Member of the Parliament of Sri Lanka
- In office 1947–1952
- Preceded by: seat created
- Succeeded by: Justin Arthur Rambukpota
- Constituency: Alutnuwara

Personal details
- Born: July 17, 1907 Ramanathapuram, India
- Died: June 4, 1968 (aged 60)
- Party: Ceylon Indian Congress
- Profession: journalist, trade unionist

= Desigar Ramanujam =

Politician (1907–1968)

Desigar Ramanujam (17 July 1907 - 4 June 1968) was a Ceylonese trade unionist and politician.

Desigar Ramanujam was born in Ramanathapuram, India on 17 July 1907. Upon completing his higher studies, he commenced a career in journalism. In the late 1920s, Ramanujam, an accomplished writer, came to Sri Lanka to join the editorial staff of Tamil newspaper Desa Bakthan.

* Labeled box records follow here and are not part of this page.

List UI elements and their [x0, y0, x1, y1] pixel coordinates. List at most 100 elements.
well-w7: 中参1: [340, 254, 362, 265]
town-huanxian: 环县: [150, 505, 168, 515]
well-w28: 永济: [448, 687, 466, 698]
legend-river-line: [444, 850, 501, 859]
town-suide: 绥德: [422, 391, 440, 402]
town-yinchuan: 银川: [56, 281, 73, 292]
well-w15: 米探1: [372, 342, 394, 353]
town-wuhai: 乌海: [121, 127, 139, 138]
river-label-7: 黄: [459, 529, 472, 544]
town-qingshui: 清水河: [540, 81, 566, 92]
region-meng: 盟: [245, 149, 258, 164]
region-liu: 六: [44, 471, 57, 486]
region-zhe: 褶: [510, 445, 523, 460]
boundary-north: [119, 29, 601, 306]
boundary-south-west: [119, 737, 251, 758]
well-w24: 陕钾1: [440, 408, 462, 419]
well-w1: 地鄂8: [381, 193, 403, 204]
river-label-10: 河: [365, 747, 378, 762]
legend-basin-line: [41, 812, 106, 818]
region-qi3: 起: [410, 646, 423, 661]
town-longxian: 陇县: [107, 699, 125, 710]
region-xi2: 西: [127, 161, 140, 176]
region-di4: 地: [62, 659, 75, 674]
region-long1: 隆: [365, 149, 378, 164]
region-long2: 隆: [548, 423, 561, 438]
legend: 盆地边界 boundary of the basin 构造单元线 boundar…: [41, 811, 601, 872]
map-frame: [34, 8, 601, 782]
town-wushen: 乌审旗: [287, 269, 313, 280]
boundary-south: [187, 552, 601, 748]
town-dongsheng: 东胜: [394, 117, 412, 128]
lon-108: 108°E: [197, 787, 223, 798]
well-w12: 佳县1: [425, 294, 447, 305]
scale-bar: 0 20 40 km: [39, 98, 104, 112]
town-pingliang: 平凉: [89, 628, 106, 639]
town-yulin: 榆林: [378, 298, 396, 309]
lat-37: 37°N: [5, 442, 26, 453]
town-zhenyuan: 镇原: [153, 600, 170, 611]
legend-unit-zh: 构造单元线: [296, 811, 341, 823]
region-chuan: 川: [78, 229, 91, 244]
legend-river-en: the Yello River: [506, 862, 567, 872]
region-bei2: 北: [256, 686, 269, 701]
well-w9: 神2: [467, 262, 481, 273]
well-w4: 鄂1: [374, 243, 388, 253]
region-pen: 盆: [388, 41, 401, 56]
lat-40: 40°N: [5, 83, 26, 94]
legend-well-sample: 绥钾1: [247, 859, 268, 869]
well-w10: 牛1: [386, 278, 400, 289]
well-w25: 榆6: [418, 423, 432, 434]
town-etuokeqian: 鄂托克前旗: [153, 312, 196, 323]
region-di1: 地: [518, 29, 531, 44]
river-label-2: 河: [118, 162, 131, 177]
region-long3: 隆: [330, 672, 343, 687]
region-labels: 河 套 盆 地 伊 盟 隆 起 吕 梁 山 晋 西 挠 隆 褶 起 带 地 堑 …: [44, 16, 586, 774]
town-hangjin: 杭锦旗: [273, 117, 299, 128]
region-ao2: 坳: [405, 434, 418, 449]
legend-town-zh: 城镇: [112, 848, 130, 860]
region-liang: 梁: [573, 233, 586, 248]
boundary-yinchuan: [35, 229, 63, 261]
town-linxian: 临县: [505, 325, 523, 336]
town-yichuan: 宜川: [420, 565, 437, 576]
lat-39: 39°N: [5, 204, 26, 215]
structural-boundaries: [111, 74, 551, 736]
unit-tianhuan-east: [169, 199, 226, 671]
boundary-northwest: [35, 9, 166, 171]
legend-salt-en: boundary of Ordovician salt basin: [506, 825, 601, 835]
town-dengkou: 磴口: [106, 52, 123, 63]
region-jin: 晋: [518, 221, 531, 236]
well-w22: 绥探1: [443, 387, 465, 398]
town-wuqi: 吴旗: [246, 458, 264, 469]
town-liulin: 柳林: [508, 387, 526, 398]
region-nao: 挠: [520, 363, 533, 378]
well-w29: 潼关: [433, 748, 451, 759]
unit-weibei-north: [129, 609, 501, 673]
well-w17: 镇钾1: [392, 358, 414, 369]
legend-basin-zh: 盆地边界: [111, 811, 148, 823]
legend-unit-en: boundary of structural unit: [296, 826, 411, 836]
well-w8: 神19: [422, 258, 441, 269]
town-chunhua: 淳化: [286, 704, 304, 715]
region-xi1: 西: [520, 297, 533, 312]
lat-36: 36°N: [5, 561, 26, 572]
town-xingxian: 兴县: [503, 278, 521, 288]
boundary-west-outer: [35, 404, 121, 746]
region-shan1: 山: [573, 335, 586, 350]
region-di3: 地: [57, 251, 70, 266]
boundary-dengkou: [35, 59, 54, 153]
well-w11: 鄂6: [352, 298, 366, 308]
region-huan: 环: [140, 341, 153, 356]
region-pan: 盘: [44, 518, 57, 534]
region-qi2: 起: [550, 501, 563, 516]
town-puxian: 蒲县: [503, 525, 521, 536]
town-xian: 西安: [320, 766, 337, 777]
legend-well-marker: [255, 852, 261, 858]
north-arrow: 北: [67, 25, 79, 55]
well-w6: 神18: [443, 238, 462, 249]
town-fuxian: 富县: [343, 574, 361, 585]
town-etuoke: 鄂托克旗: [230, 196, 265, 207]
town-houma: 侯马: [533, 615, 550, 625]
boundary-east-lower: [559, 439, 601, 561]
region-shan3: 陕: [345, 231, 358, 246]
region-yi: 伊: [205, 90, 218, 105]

In 1934, he joined the teaching staff at Dharmaraja College in Kandy. He went on to form an association, Bose Sangam, to safeguard the rights of the Indian workers. The association's membership encompassed the villages of Mahaiyawa and Asgiriya. This association was subsequently dissolved following the formation of the Ceylon Indian Congress in 1950, of which Ramanujam was a founding member.

He was elected to the Kandy Municipal Council in 1943, representing the Asgiriya ward. In 1946, he became the first person of recent Indian origin to be appointed the Deputy Mayor of Kandy.

Ramanujam was elected at the 1st parliamentary election, held between 23 August 1947 and 20 September 1947, representing the Ceylon India Congress in the Alutnuwara electorate, securing 46.6% of the total vote, 1,437 votes ahead of his nearest rival.

Ramanujam was one of seven CIC members elected to parliament in 1947.

In 1961, Prime Minister Sirimavo Bandaranaike offered Ramanujam an appointed seat in Parliament. Still, he declined it in favour of the President of the Ceylon Workers Congress, Savumiamoorthy Thondaman.

In 1962, the International Confederation of Free Trade Unions (ICFTU) invited him to join their organisation, where he was given the task of organising the sugar plantation workers trade union movement in Mauritius. He was subsequently sent to Ethiopia to establish trade unions there. In 1965, the ICFTU appointed Ramanujam as its Special Representative in Singapore and later as the organization's Regional Director in South East Asia.

In June 1968, the ICFTU appointed Ramanujam the Director of the Asian Regional Office, based in India. However, he died suddenly on 4 June 1968, at the age of 60, before he could take up that posting.